— ¡Un águila! —exclamó un monitor, y todos se acercaron.
Me subí a una roca y la observé, pero aquello no era un águila: era un dragón, un
dragón cobrizo.
— ¡Es un águila imperial! —dijo mi hermano, mirando a la criatura con los anteojos
de papá.
Mi hermano había venido a la excursión como monitor, y sospechaba que lo hacía
porque le gustaba Sara, pero no se lo pregunté.
— Toma, chico —me tendió los anteojos.
Pegué mis ojos a los incómodos y diminutos cristales de aquel aparato, y lo observé.

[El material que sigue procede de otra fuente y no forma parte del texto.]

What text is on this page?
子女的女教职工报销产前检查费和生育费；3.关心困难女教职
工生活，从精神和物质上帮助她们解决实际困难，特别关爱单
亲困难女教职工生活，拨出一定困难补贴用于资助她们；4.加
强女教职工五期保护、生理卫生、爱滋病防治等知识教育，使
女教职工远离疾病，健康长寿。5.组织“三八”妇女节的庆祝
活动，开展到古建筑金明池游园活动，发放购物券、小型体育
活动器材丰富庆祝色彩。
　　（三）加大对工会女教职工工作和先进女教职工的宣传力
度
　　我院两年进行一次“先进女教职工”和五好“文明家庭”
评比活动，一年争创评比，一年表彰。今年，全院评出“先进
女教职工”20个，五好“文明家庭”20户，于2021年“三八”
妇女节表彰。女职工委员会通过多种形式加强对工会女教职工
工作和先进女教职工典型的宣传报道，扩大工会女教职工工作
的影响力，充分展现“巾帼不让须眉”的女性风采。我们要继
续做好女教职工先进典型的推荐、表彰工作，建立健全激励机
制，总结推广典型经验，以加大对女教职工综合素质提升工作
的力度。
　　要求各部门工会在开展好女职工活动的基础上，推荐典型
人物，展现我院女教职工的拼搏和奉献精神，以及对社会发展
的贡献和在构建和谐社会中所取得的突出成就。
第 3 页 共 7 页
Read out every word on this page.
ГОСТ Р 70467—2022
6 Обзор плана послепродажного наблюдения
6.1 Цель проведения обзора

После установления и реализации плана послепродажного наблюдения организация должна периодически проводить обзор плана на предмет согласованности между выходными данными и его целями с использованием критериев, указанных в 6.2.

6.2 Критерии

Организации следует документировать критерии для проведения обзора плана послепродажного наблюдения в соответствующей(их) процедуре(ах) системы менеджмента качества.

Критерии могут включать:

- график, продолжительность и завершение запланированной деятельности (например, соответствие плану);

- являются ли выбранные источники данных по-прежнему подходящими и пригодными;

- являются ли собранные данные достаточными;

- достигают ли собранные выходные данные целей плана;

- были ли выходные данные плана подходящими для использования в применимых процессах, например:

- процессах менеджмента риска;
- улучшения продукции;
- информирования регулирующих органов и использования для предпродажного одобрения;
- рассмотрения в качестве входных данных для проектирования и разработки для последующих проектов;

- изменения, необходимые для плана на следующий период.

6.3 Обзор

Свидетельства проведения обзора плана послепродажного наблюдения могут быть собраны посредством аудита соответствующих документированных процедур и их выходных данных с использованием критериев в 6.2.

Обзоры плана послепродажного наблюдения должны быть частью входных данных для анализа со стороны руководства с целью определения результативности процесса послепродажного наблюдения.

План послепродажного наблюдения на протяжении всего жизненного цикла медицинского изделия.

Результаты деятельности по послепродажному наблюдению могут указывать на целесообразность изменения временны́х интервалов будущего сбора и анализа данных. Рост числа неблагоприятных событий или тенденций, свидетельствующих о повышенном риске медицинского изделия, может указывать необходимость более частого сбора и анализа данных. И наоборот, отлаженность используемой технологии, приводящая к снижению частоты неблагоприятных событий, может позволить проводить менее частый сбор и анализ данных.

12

¿Cómo podía mi hermano no verlo? Era grande, muy grande, y lo podía distinguir
perfectamente. Veía su cuerpo cubierto de escamas que brillaban más que cualquier
estrella; sus potentes y firmes alas membranosas, que cortaban el aire como si de queso
se tratara; sus fuertes patas y sus afiladas zarpas, su cola de serpiente y sus retorcidos
cuernos amarillentos.
Sí, sí, no había duda; aquello era un dragón.
Le devolví los anteojos.
— Podéis ir a jugar —nos dio permiso Sara.
Los demás chicos de mi edad se marcharon corriendo y sin dejar de reír.

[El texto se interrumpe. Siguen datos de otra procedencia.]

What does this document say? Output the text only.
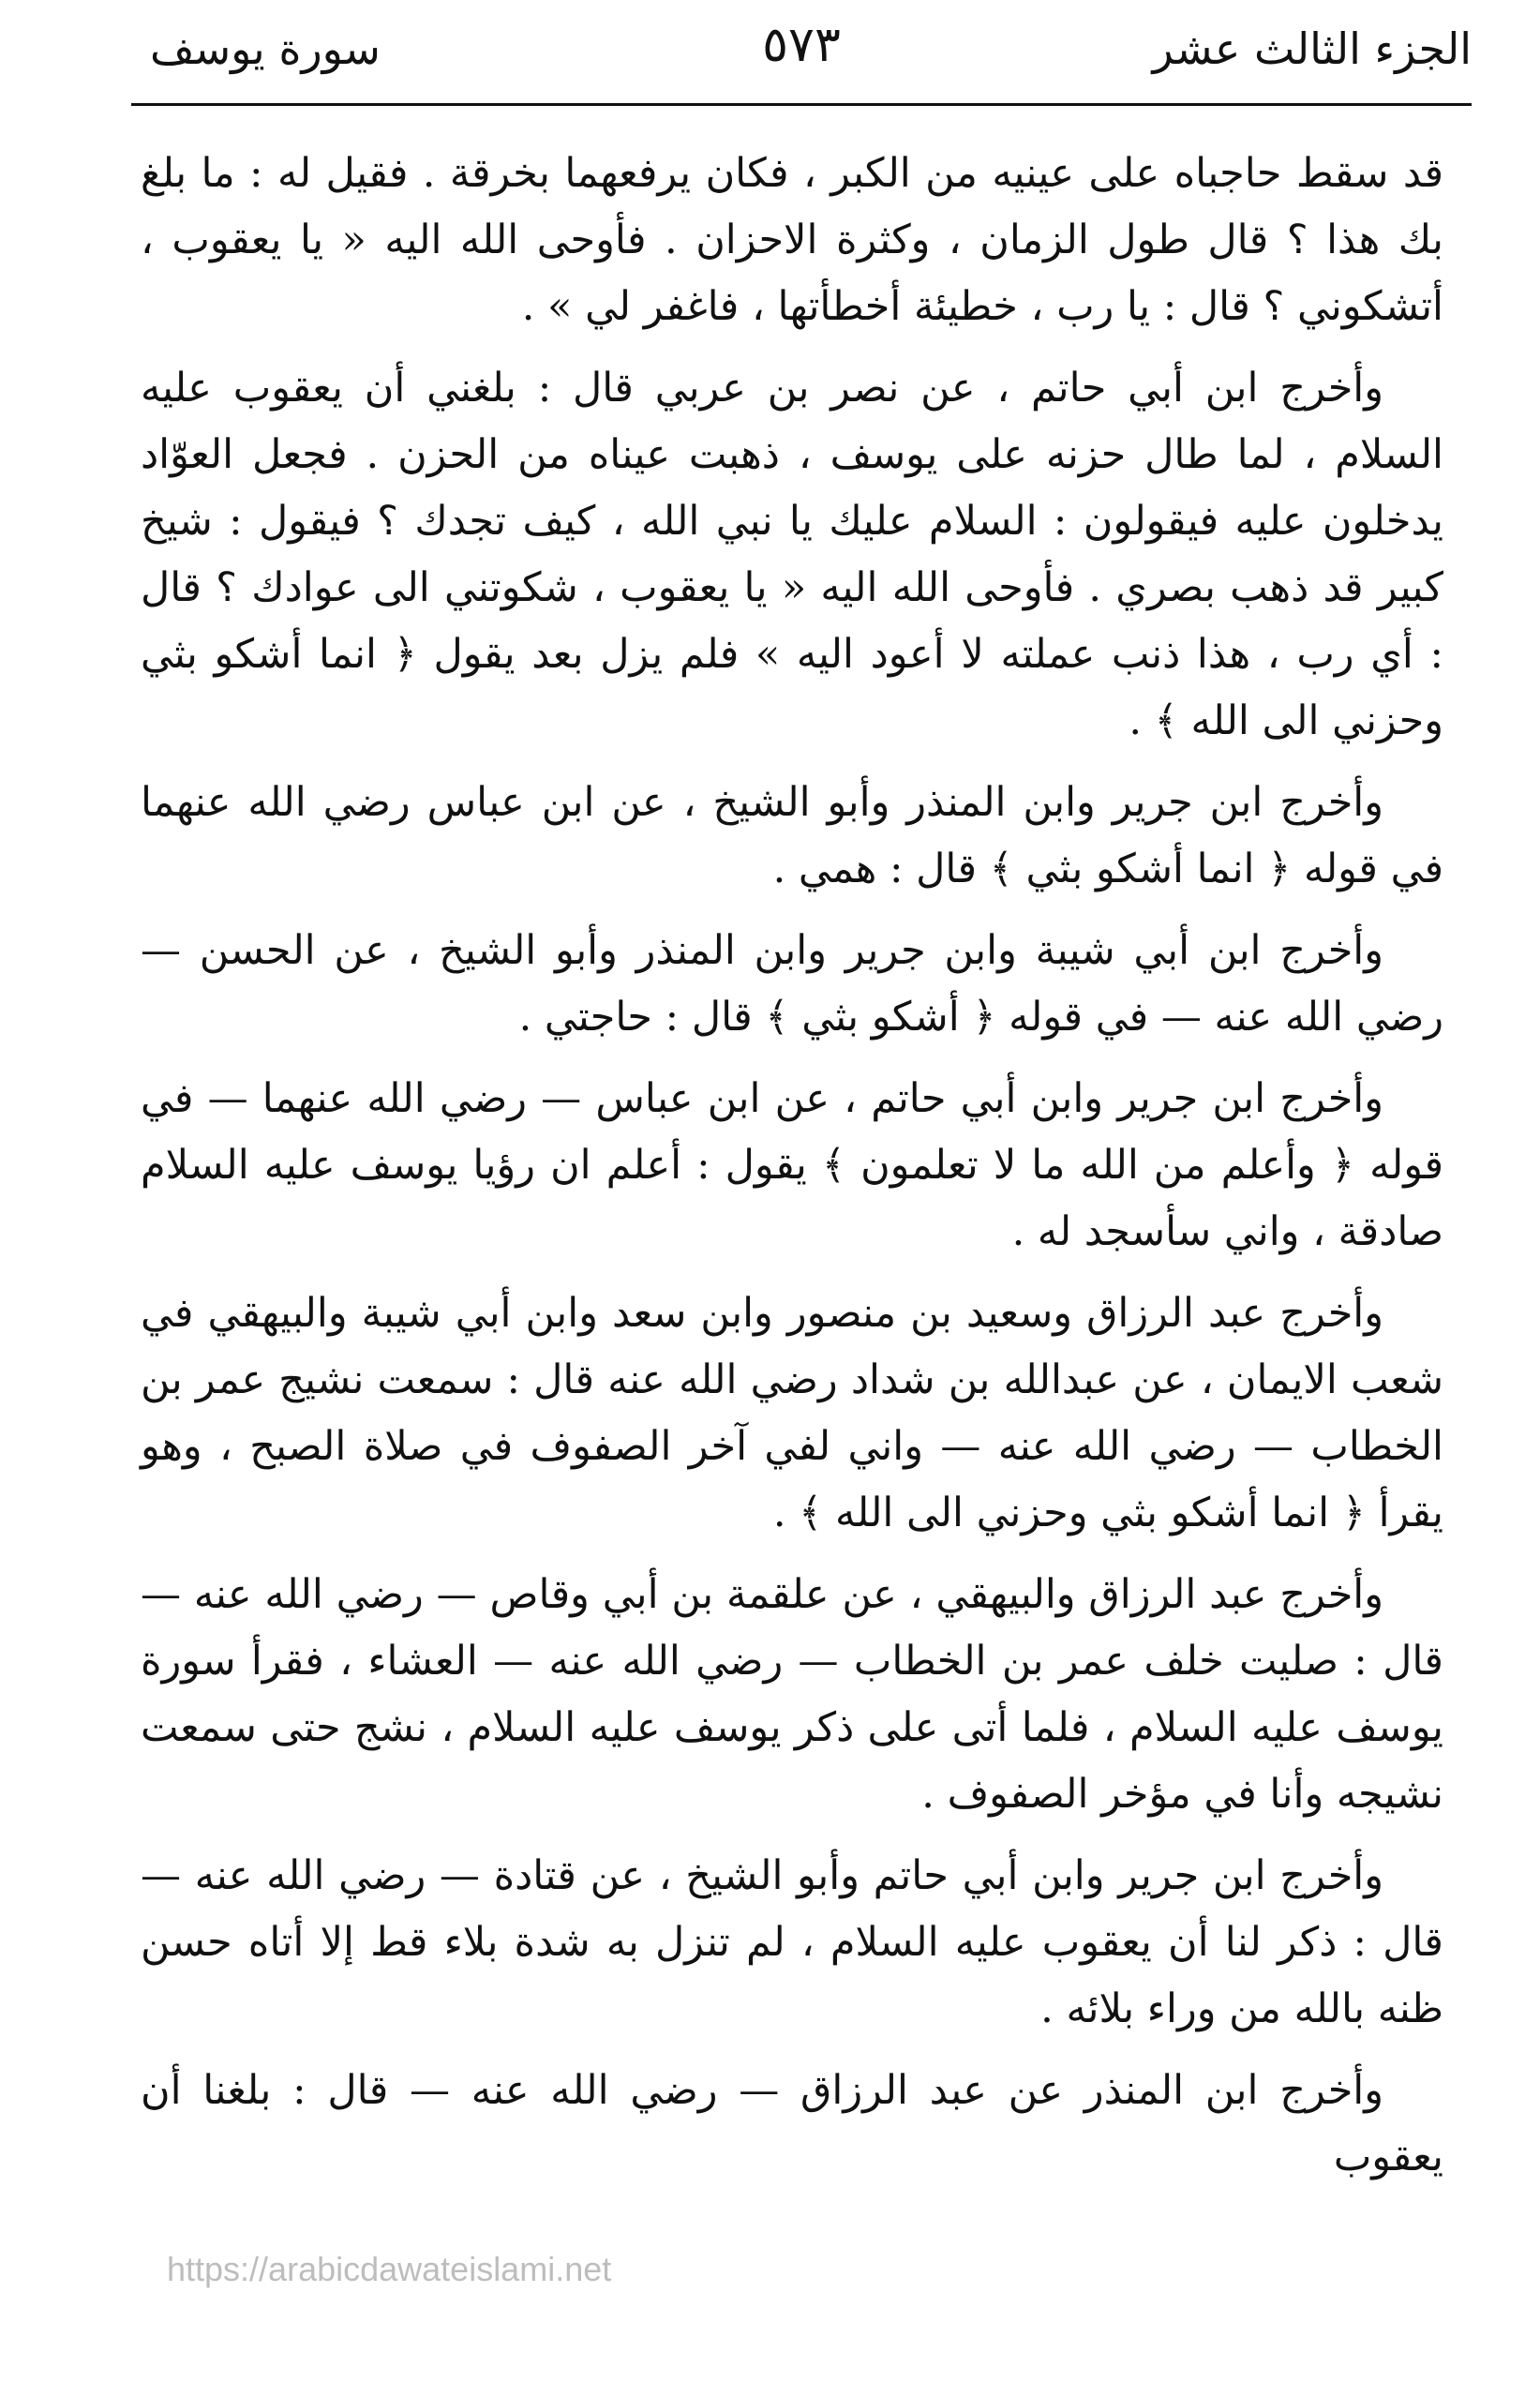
الجزء الثالث عشر
٥٧٣
سورة يوسف

قد سقط حاجباه على عينيه من الكبر ، فكان يرفعهما بخرقة . فقيل له : ما بلغ بك هذا ؟ قال طول الزمان ، وكثرة الاحزان . فأوحى الله اليه « يا يعقوب ، أتشكوني ؟ قال : يا رب ، خطيئة أخطأتها ، فاغفر لي » .

وأخرج ابن أبي حاتم ، عن نصر بن عربي قال : بلغني أن يعقوب عليه السلام ، لما طال حزنه على يوسف ، ذهبت عيناه من الحزن . فجعل العوّاد يدخلون عليه فيقولون : السلام عليك يا نبي الله ، كيف تجدك ؟ فيقول : شيخ كبير قد ذهب بصري . فأوحى الله اليه « يا يعقوب ، شكوتني الى عوادك ؟ قال : أي رب ، هذا ذنب عملته لا أعود اليه » فلم يزل بعد يقول ﴿ انما أشكو بثي وحزني الى الله ﴾ .

وأخرج ابن جرير وابن المنذر وأبو الشيخ ، عن ابن عباس رضي الله عنهما في قوله ﴿ انما أشكو بثي ﴾ قال : همي .

وأخرج ابن أبي شيبة وابن جرير وابن المنذر وأبو الشيخ ، عن الحسن — رضي الله عنه — في قوله ﴿ أشكو بثي ﴾ قال : حاجتي .

وأخرج ابن جرير وابن أبي حاتم ، عن ابن عباس — رضي الله عنهما — في قوله ﴿ وأعلم من الله ما لا تعلمون ﴾ يقول : أعلم ان رؤيا يوسف عليه السلام صادقة ، واني سأسجد له .

وأخرج عبد الرزاق وسعيد بن منصور وابن سعد وابن أبي شيبة والبيهقي في شعب الايمان ، عن عبدالله بن شداد رضي الله عنه قال : سمعت نشيج عمر بن الخطاب — رضي الله عنه — واني لفي آخر الصفوف في صلاة الصبح ، وهو يقرأ ﴿ انما أشكو بثي وحزني الى الله ﴾ .

وأخرج عبد الرزاق والبيهقي ، عن علقمة بن أبي وقاص — رضي الله عنه — قال : صليت خلف عمر بن الخطاب — رضي الله عنه — العشاء ، فقرأ سورة يوسف عليه السلام ، فلما أتى على ذكر يوسف عليه السلام ، نشج حتى سمعت نشيجه وأنا في مؤخر الصفوف .

وأخرج ابن جرير وابن أبي حاتم وأبو الشيخ ، عن قتادة — رضي الله عنه — قال : ذكر لنا أن يعقوب عليه السلام ، لم تنزل به شدة بلاء قط إلا أتاه حسن ظنه بالله من وراء بلائه .

وأخرج ابن المنذر عن عبد الرزاق — رضي الله عنه — قال : بلغنا أن يعقوب

https://arabicdawateislami.net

— Eso es un dragón —le dije, muy serio, a mi hermano.
Él sonrió y me alborotó el pelo.
— Claro, chavalín. Anda, vete a jugar.
Me fui arrastrando los pies y refunfuñando interiormente. Con ocho años, no era
ningún chavalín; si me ponía de puntillas, rozaba el cielo con la punta de los dedos, y de
un salto, cogía la luna.
Pero todos eran demasiado mayores para verlo.